Offsite manufacturing will only really work in infrastructure if we take a more standardised approach to design.
The UK construction industry is facing two key issues: a skills shortage and an increasing demand for improved infrastructure.
The government-commissioned Farmer Review identified that the number of skilled workers in the industry is likely to decline by at least 20% over the next decade (Farmer, 2016).
Offsite construction using standardised factory-made components has the potential to reduce the current risks to future infrastructure delivery.
As seen in the housing sector, it offers shorter programmes and reduced costs coupled with higher outputs and more consistent quality.
The reduction of headcount onsite also improves health and safety.

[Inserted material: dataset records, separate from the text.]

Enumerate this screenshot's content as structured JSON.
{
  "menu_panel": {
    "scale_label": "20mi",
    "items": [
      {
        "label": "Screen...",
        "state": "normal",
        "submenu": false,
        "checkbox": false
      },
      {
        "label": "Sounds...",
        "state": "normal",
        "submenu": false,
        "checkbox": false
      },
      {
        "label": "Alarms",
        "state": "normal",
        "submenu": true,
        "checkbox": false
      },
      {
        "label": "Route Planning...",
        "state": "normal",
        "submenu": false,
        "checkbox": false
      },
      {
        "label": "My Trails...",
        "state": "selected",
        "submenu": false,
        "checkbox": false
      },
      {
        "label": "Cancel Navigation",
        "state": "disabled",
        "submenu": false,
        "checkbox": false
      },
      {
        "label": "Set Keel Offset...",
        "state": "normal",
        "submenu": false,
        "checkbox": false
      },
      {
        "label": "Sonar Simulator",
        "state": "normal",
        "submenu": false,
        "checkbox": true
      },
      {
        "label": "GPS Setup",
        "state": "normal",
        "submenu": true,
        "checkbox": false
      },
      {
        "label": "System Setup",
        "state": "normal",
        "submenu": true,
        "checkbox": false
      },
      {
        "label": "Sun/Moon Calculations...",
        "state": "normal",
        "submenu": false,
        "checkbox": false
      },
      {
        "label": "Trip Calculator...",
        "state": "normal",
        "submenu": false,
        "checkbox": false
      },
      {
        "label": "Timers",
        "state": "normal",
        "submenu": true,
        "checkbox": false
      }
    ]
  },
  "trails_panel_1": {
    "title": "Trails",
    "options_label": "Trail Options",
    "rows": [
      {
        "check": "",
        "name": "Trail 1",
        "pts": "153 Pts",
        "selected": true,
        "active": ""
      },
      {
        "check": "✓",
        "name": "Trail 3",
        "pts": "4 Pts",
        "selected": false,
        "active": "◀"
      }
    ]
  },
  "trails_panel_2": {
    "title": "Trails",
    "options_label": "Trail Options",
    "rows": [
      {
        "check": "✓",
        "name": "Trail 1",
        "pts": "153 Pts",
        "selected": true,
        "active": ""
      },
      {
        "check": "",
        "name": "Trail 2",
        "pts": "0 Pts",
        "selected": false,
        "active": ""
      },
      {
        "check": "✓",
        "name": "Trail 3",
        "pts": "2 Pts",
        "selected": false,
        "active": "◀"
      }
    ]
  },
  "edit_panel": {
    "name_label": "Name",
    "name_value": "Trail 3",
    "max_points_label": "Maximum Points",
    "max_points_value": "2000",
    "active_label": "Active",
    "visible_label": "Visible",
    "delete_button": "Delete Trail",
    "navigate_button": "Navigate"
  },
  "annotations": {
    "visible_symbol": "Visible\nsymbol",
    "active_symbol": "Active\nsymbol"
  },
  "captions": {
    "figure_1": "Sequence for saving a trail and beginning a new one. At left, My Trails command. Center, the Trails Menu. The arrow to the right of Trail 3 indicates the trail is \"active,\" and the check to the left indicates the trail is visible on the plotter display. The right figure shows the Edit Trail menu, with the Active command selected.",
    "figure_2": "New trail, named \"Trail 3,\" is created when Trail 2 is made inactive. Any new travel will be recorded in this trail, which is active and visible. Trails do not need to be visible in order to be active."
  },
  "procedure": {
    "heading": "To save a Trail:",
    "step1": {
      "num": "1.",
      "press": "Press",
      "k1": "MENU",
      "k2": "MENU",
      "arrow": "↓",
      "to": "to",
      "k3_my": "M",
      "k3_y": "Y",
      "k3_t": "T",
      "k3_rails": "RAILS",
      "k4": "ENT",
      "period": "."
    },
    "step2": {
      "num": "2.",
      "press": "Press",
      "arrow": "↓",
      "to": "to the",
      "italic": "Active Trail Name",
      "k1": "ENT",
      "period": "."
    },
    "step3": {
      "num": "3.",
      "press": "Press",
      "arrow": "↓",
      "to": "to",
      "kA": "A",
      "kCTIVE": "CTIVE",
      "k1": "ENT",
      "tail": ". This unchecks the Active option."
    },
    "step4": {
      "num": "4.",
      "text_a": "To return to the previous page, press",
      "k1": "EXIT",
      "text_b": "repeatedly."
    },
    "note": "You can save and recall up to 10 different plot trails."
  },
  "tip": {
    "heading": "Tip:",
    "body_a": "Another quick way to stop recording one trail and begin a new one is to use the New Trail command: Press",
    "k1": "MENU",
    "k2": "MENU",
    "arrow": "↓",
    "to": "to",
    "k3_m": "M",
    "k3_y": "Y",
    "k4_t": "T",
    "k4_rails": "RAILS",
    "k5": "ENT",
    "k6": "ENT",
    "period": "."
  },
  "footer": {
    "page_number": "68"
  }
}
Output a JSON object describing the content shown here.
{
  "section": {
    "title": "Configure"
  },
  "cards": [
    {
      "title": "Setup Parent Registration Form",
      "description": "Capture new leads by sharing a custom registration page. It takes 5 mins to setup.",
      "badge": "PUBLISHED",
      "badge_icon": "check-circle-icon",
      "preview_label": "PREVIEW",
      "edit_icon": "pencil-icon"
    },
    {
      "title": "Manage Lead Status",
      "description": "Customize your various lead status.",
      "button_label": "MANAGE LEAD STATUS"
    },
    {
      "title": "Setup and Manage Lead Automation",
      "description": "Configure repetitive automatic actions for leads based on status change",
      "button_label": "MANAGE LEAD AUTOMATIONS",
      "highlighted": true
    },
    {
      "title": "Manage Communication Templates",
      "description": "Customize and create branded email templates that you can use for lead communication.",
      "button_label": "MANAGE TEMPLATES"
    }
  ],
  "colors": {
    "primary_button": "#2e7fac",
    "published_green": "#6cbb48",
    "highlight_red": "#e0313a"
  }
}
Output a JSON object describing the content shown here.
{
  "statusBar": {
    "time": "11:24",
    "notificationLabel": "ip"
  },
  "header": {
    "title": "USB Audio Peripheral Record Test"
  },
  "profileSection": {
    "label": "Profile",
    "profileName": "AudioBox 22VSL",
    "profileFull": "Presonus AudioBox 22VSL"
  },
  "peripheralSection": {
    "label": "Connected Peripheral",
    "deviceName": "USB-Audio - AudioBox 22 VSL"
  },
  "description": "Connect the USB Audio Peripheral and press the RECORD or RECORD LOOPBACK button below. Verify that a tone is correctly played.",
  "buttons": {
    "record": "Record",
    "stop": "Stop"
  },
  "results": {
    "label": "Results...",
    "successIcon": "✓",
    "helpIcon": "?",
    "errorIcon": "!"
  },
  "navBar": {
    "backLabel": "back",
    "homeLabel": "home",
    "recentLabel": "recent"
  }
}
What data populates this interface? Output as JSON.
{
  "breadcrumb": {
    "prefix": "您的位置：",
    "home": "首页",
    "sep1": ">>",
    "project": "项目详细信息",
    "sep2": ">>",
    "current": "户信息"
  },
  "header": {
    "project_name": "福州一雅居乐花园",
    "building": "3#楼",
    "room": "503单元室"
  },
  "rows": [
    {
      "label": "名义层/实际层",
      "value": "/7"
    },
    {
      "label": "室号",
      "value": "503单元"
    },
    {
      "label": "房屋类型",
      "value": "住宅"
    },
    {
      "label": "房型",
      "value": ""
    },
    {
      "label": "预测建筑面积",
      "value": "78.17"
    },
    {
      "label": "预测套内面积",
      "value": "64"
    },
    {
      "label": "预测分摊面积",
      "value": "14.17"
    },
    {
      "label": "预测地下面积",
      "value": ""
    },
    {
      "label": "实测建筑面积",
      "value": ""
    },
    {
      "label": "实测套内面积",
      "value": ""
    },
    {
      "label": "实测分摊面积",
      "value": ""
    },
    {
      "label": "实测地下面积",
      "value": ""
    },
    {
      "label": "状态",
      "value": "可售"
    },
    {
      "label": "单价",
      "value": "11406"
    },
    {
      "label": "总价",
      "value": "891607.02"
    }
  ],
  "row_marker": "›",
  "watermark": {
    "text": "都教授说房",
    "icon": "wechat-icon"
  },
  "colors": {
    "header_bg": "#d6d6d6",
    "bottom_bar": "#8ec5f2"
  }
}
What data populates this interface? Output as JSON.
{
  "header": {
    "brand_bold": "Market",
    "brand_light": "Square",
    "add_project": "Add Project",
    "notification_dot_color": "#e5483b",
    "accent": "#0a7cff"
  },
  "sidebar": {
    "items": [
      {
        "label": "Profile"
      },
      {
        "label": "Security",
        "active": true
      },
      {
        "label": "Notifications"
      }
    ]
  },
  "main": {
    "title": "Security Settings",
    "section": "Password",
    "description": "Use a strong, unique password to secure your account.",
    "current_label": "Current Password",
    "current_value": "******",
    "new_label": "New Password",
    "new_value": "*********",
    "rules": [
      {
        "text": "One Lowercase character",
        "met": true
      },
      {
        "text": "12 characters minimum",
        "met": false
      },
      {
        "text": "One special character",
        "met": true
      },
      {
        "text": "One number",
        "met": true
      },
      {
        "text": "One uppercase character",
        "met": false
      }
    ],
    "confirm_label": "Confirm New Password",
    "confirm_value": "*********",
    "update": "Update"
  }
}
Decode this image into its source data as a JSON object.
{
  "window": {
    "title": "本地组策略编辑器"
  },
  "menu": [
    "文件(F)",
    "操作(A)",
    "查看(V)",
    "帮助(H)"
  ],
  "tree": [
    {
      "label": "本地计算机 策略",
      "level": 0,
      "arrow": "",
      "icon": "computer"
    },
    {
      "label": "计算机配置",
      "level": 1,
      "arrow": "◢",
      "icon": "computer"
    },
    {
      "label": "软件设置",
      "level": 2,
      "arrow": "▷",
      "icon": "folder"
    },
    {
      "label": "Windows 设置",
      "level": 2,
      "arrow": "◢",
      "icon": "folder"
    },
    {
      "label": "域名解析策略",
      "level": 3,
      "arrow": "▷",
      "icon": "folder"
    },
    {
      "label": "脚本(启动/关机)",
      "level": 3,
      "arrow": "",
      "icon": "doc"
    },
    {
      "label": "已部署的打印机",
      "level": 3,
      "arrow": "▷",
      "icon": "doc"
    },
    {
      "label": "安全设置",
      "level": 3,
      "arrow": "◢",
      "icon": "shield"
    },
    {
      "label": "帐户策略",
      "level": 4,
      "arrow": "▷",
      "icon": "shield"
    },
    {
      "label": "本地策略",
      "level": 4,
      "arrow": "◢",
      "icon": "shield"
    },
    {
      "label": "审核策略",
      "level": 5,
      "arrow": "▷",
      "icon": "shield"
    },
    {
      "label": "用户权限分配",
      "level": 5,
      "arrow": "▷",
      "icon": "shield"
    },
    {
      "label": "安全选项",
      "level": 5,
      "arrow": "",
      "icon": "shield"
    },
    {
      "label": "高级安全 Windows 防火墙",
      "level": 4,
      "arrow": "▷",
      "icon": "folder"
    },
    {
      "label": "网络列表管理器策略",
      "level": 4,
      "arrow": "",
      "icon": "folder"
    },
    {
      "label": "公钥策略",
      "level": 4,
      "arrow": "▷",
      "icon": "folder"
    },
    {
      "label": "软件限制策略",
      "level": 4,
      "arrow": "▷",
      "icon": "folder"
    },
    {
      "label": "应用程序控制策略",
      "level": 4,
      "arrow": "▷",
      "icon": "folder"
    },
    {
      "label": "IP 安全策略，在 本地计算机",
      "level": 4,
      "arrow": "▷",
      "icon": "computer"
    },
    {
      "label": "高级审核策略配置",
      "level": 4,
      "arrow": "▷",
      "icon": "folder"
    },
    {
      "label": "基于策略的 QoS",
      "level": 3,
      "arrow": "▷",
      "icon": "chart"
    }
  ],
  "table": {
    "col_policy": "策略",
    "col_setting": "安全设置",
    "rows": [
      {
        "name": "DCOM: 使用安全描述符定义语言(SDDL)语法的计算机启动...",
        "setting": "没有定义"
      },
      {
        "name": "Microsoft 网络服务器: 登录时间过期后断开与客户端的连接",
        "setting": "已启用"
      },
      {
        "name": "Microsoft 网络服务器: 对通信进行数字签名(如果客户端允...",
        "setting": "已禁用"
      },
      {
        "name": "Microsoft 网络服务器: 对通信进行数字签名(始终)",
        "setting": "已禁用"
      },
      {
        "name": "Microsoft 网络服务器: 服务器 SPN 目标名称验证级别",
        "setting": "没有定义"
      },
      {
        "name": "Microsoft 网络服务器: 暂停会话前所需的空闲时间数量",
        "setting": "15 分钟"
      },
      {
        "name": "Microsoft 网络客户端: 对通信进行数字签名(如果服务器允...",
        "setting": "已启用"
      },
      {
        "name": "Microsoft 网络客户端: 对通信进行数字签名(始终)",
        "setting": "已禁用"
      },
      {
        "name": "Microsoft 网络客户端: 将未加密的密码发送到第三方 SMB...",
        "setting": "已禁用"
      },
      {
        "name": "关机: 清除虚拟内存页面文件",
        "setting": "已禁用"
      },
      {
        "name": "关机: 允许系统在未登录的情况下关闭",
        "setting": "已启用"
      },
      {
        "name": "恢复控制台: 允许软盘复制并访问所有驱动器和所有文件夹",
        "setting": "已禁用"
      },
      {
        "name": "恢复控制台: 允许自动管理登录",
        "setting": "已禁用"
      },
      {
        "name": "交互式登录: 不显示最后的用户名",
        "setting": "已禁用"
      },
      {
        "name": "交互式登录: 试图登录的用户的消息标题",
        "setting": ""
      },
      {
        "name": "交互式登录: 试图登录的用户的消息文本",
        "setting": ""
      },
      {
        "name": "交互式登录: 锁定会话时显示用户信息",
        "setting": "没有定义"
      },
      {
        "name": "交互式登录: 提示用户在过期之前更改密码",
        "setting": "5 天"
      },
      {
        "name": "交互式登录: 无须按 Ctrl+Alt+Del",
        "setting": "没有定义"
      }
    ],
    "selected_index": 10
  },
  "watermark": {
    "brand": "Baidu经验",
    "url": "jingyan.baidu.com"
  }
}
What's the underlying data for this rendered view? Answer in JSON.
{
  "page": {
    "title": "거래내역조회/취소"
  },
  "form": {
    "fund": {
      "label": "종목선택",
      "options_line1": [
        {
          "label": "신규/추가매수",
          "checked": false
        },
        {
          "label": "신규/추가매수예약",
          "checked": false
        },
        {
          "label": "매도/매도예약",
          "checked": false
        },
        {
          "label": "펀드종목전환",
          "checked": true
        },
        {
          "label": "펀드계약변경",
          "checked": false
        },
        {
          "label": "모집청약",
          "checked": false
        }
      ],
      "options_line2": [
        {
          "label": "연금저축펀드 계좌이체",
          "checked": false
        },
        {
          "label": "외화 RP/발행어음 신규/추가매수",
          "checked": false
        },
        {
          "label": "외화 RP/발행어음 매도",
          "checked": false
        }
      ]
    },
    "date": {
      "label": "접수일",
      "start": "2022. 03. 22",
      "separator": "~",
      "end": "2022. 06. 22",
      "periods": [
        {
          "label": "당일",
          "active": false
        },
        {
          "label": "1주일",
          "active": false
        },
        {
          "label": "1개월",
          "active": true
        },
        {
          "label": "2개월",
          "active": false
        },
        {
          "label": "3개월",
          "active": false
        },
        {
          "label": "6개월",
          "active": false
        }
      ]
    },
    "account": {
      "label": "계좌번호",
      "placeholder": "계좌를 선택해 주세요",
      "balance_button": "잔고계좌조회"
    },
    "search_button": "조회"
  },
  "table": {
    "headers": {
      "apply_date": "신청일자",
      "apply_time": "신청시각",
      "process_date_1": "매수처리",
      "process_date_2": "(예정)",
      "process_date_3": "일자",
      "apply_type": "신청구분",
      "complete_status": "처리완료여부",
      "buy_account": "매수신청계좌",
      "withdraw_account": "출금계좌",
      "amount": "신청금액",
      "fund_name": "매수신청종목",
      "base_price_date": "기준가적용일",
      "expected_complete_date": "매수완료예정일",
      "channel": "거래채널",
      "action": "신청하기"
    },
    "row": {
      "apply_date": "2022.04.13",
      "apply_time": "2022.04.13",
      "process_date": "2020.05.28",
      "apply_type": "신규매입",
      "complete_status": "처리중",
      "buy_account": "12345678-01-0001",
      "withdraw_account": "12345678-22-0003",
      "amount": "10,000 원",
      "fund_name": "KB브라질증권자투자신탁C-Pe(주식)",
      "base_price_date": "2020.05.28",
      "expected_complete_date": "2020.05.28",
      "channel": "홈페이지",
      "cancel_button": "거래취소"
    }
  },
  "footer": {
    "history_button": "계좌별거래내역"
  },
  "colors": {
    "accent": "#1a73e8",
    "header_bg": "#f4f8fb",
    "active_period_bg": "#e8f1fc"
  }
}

But though offsite is well suited to large housing schemes the often linear nature of infrastructure projects and programmes and their greater geographical spread are perceived as barriers to offsite delivery.
Need for standard designs
Traditionally bridges, retaining walls and other transport infrastructure assets are designed on a bespoke, site-specific basis. As a result, there is a lack of repetition.
Motorway gantries are a good example of where standardisation has been possible allowing the benefits of offsite fabrication to be realised.
Standard design families have been created that are adjustable for specific locations but allow automated design and manufacturing processes, which in turn improves buildability and reduces cost.
Similar processes could be used for road and rail bridge construction – but there is added complexity due to greater variation in loading, geometry and aesthetic influences.
Geotechnical interactions can also be diverse, particularly where integral construction leads to complex soil-structure interaction.
To realise the benefits of offsite for infrastructure, a compromise is needed from what might traditionally have been considered an ‘optimised design’.
Small concessions made in designing bridges to standard skews, or to modules of fixed span length, will most likely be offset by productivity benefits.
It would allow the use of standardised components (including multiple-use of expensive precast moulds) that lend themselves to automated digital engineering, manufacturing and traceability.
Attractive working environments
Offsite also enables many construction activities to be moved into climate-controlled, dry factories that are safe and pleasant places to work in compared to remote, weather-exposed site locations.
In time this could lead to a growing number of construction workers, with the industry once again becoming attractive.
There is also great potential to minimise exposure of the workforce to road and rail traffic and associated safety hazards.
Issues such as lifting heavy manufactured units and temporarily stabilising them during assembly need to be carefully addressed, but familiarisation and practice will bring its own safety benefits.
As well as greater education on how the industry can further utilise offsite construction, close collaboration in the design process between clients, designers, contractors and manufacturers is also important.
With a move towards increased early contractor involvement as a form of procurement, and the opportunities currently presented by the major infrastructure projects in the UK, the civil engineering industry is now at a point where it can and must seize the opportunity to change and modernise.
This means adopting standardised offsite construction.
This blog is based on an article published in the February 2018 (171 CE1) issue of the ICE Civil Engineering journal.